THOR & FRIENDS
HEATHEN SPIRITUALS (GHOSTLY CLEAR VINYL) (JOYFUL NOISE)
Like a scene from a dream, Thor Harris stood upon a crowded stage, 13 players deep: tapping, plucking, bowing, blowing lyric-less love songs to a grand auditorium of 325 shining red seats - without a soul sitting in any of them.
This was the creation of Heathen Spirituals, the fifth recorded work by Harris' adventurous ambient ensemble Thor & Friends and the first that accurately resembles the skyward repetition of the Austin-based group's live performances.
It's a century-old concept: cutting a record in an empty music hall.
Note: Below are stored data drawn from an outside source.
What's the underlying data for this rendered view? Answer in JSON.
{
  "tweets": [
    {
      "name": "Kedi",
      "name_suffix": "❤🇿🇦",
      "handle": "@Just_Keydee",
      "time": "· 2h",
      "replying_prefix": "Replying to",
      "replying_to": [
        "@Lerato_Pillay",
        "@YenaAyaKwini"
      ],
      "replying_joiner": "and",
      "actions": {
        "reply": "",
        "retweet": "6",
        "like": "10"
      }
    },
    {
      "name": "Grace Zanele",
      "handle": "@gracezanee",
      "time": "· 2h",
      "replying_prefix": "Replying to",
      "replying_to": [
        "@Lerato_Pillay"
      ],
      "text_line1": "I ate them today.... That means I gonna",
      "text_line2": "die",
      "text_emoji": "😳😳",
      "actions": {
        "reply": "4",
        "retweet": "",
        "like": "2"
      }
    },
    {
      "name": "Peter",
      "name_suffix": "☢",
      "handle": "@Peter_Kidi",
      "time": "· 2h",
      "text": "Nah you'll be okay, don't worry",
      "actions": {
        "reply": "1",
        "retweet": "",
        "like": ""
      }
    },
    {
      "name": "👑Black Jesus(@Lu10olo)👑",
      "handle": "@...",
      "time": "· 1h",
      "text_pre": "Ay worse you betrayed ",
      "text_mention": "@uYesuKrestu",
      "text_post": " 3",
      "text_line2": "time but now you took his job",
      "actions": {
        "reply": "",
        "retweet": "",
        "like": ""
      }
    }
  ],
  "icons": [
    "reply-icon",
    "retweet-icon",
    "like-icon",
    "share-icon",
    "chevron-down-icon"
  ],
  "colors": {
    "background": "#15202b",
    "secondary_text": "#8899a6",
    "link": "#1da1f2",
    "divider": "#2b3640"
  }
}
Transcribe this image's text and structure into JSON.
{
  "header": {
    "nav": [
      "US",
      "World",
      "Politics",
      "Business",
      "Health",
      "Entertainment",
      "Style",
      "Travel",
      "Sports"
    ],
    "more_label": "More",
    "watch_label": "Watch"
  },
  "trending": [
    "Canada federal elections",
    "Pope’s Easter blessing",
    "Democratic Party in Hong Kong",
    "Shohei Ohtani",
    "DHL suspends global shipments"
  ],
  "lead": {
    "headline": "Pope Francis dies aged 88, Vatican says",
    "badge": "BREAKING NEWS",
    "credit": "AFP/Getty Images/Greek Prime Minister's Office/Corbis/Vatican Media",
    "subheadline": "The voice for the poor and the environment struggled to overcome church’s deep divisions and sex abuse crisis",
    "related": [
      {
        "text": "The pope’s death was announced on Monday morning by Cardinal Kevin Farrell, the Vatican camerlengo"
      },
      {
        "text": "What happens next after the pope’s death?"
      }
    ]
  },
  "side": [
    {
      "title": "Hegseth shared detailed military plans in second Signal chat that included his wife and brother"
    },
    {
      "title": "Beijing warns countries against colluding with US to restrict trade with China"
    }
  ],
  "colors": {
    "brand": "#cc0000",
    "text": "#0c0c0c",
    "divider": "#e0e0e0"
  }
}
Masterminded by intrepid producer and lifelong Harris collaborator Craig Ross (Patty Griffin, Spoon), Thor & Friends' roster of musically accomplished misfits spent two days wired up, playing free-flowing meditational pieces on unamplified orchestral instruments inside Jessen Auditorium, a stunning Art Deco relic from the early days of the University of Texas' Butler School of Music - the esteemed institution that Harris dropped out from decades ago.
A craftsman, artistically and otherwise, Thor Harris is master plumber, carpenter, and woodworker.
In musical contexts, his name is often followed by the five words: "known for his work with," having been a member of avant rock godheads SWANS and high-minded indie favorites Shearwater, while also factoring into important recordings by Bill Callahan, Amanda Palmer, Devendra Banhart, and Shahzad Ismaily.
In many circles, Harris is equally well-known for being an openhearted mental health advocate with a devilish sense of humor and a penchant for entertaining social commentary (Harris' "How to Punch a Nazi" instructional video got him famously banned from Twitter in 2017).
Heathen Spirituals, arriving May 16th, 2025, on Joyful Noise Recordings, contains three original pieces with a 35-minute runtime.
The rhythmic repetition of opening seance "Anne Sexton's Glasses" evokes a cognitive crescendo, while the spellbinding "Christmas Eve at the Wizard's House" evokes a sense of weightlessness, sucking the listener up into the firmament then floating them back down.
The crashing, choir-backed "Heathen Spiritual," meanwhile, stirs a gorgeous requiem for a dying planet.
In glorious fidelity, the sessions capture the instinctual purity of Thor & Friends' live performances, which thrive on skyward repetition.